Bankalar değerinin çok altındaydı?

Evet dolar bazında çok düşük kalmışlardı, hatta TL bazında da zarar ettirmişlerdi, fakat bunun bir nedeni vardı. Enflasyon muhasebesi yapılmadığı dolayısıyla gerçek kârlarının hesaplanamadığı, yüzdürülen kredilerin miktarı bilinmediği ve piyasaya bankaları kaldıracak güçte yabancı yatırımcı gelmediğinden ve kur yükselişi dolayısıyla özsermayeleri hızla eridiğinden hareket edemiyorlardı.

Fakat bir anda sihirli bir değnek geldi, aynı anda bankalar harekete geçti, bir anda tüm yabancı, yerli yatırımcısı, spekülatörü, operasyoncusu bu hisselere dalıvermişti-miydi?

Yoksa bir grup piyasadaki neredeyse tüm malı emerek, kısa pozisyon (açığa satmak, yani elinizde olmayan bir hisse kontratını satmak) açanların cebindekileri, yukarı hareket devam ettikçe, yutarak, hisseleri yukarı mı sürüyordu?

Borsamızın amiral gemisi bankaları tabii ki tek bir kişinin bu boyutta yukarı itmesi mümkün değil, böyle bir kişi veya grup varsa yanına destek kim koşuyordu?

Piyasada bunların cevaplarına dair birçok tevatür var. İşimiz tevatürlere göre yazmak değil biz gözle görülür gerçeklere dönelim.

Birinci gerçek; böyle bir yükseliş daha önce hiç görmemiş birçok borsacı battı. Teminat tamamlama çağrıları zirvelerden inmiyor.

Vadeli piyasalarda açık kontrat sayısı zirvelerde, sadece bir ayda artış yüzde 33.

Düşündüğümüz zaman bu banka hisselerinin büyük kısmının belli bir grubun elinde olabileceğini tahmin edersek bu hisseleri bu fiyatlardan kime nasıl satacak oldukları merak konusu.

Spot piyasada bu fiyatlardan gelecek alıcı miktarına satış yapılmaya kalkıldığında hisselerin hızla değer kaybetme ihtimali aklımıza geliyor.
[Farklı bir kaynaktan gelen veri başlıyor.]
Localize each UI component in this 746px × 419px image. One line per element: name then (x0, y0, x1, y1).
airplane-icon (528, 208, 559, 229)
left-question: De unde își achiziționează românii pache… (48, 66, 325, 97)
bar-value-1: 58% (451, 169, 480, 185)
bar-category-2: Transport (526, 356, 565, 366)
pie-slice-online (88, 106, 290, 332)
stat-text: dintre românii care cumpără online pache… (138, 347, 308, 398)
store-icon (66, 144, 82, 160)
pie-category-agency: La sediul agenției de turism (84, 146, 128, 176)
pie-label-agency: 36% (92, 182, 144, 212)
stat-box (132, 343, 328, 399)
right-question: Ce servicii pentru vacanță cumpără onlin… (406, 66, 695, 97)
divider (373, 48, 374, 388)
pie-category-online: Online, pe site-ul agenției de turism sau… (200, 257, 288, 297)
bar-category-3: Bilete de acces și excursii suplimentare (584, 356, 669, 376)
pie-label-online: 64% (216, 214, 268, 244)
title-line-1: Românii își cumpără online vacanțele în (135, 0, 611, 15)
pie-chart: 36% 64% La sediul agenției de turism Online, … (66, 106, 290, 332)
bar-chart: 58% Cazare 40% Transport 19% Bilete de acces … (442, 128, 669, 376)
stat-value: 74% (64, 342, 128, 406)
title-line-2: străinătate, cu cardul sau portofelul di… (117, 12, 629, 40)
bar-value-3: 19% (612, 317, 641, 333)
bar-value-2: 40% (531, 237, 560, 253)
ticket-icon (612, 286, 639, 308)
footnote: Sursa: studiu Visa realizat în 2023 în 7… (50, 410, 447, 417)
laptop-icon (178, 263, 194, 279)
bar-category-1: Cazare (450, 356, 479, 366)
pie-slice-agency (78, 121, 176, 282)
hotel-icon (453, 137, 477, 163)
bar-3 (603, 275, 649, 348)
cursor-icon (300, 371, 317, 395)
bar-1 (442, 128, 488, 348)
Peki satanlar her gün yukarı sürdükleri hisselerle maliyetleri yükseldiğinde satarken zarar etmeyecek mi?

Büyük ihtimalle vadeli piyasadan kaldıraçlı olarak öyle kar ettiler ki nette zarar etmeyebilirler.

Bu gidişatın ne kadar süreceğini tahmin etmek imkânsız çünkü herhangi bir temel dayanağı yok. Temel dayanak ile hisse senedi hareketleri yavaşça, sindire sindire olur. Şimdiye kadarki deneyimimiz bize göstermiştir ki 2 ayda hızla yükselen hisse senetleri eninde sonunda benzer hızla geri döner.

SPK ise bunu engellemek için brüt takas uygular demiştik. Şu ana kadar bu tedbir sadece 2 bankada uygulandı. Amiral gemisi bankalarda böylesi bir tedbir görmedik.

Neden görmediğimiz, bu gidişatın nasıl sonlanacağı, bu hareketin mantığı ile ilgili sorularımıza muhtemelen hiçbir zaman yetkin bir cevap alamayacağız.

Fakat, dedikoduların ise hiç hoş olmadığını söylemem gerek…

Tek söyleyebileceğim, stop koymadan asla ama asla alım satım yapmamanız olacaktır.